Charles Coates Walker (September 17, 1920—July 11, 2004) was an American Quaker activist and trainer for nonviolent direct action in both the civil rights and peace movements. He worked throughout his life to bring segregation, racial injustice, nuclear and biological weapons, and war to public awareness. He used Gandhian methods of nonviolence, writing training materials and organizing marches, vigils, protest demonstrations, conferences and campaigns in different parts of the world.

== Early life and education ==
Walker was born on a farm homestead in Gap, Pennsylvania, to Joseph and Mina Coates Walker. He graduated from Elizabethtown College (Pennsylvania) in 1941 with a Bachelor of Arts, and married Marian Groff, a fellow student at Elizabethtown, in 1942. Walker became a conscientious objector during World War II and was imprisoned for non-cooperation with the draft.

== Career in the Civil Rights Movement ==
Walker worked for the Ohio branch of the American Friends (Quakers) Service Committee (AFSC) from 1946 to 1948. As Midwest Regional College Secretary for the AFSC, he traveled to college campuses to promote the values of peace and racial justice. From 1948 to 1960, Walker worked in Philadelphia for the Fellowship of Reconciliation (FOR) as Middle Atlantic Regional Secretary. On a FOR trip to Crozer Theological Seminary he found much student interest in the FOR’s work in nonviolence and in 1949 arranged for his boss, A. J. Muste, to speak at Crozer. Dr. Martin Luther King Jr., who studied at Crozer from 1948 to 1951, wrote in his 1958 book, Stride Toward Freedom: The Montgomery Story, that he was “exposed for the first time to the pacifist position in a lecture by A. J. Muste.” Working with the Philadelphia Yearly Meeting Friends (Quakers) Peace Committee he collaborated on a pamphlet published in 1957, A Perspective on Nonviolence, which was used by civil rights organizations and trainers in nonviolence, and in 1961 he published his own manual, Organizing for Nonviolent Direct Action.
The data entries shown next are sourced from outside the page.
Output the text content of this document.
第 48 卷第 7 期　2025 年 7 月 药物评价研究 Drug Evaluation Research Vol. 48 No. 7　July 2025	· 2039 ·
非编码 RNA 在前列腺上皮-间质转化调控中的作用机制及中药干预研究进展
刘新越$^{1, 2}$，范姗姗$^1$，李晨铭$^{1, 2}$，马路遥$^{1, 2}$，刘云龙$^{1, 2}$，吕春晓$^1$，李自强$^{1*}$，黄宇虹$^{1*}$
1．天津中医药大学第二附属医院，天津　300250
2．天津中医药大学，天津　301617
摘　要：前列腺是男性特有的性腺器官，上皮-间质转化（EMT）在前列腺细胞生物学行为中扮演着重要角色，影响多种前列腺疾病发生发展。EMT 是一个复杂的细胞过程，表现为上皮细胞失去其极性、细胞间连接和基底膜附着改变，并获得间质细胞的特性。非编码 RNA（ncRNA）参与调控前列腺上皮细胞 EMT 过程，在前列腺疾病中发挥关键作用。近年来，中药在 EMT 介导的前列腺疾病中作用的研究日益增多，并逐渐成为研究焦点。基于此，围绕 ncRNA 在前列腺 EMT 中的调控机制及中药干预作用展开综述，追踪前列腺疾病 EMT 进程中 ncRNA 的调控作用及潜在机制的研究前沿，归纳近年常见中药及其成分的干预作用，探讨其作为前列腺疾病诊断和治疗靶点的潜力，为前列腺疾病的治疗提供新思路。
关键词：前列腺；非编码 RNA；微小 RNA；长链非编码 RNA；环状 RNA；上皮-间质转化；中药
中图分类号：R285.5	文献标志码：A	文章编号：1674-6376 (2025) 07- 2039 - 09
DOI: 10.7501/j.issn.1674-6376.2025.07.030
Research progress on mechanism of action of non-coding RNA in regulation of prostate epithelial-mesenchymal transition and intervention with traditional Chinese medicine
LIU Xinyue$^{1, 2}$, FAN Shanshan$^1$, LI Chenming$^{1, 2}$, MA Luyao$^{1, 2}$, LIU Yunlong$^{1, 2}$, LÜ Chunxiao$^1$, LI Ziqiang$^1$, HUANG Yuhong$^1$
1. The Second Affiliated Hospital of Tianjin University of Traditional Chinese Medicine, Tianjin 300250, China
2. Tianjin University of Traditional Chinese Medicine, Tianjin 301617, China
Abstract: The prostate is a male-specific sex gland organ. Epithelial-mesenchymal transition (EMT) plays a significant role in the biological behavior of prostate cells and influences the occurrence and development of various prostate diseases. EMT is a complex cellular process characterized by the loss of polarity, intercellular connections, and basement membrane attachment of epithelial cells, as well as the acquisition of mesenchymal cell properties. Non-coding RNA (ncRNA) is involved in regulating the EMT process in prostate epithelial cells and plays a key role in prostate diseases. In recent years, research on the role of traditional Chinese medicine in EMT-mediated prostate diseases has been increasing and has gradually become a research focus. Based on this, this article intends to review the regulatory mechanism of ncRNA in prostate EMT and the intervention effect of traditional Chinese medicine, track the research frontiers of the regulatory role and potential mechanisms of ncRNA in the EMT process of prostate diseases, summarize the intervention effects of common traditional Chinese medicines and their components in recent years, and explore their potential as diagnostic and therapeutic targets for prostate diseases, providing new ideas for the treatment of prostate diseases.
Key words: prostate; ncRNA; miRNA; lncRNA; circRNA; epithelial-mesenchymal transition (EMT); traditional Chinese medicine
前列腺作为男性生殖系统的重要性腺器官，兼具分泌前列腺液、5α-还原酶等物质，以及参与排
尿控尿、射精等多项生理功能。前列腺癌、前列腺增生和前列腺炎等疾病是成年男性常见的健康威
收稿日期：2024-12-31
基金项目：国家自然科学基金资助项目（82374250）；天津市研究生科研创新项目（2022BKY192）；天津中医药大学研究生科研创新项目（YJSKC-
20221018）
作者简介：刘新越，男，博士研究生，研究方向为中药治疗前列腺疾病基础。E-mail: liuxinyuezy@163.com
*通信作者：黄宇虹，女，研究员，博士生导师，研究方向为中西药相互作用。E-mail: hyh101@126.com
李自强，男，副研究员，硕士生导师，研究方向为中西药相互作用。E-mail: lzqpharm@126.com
Throughout the 1960s, he helped recruit and train participants for nonviolent actions targeting racial injustice, including Freedom Rides, sit-ins, the 1964 Mississippi Freedom Summer Project, and the 1963 March on Washington. During the Montgomery bus boycott, he met and corresponded with Dr. Martin Luther King Jr.

== Career in the Peace Movement ==
Throughout his life, Walker studied, wrote, and spoke about the techniques and power of nonviolence as based on Gandhi’s writings and life. He took initiative in protesting use of Culebra Island in Puerto Rico as an artillery training grounds, which resulted in the US Navy's halting its use of the island for naval training for the Vietnam war. He helped organize the Vigil at Fort Detrick, an almost two-year-long protest against germ warfare research.

Walker was a founding member of the World Peace Brigades (WPB). He was also a co-organizer and board member of Peace Brigades International (PBI). In 1991 he received the Jamnalal Bajaj International Award for promoting the ideals of Mahatma Gandhi outside of India. Walker edited Quakers and the Draft (1968). He authored A World Peace Guard: Unarmed Agency for Peacekeeping (1981) and other pamphlets and articles.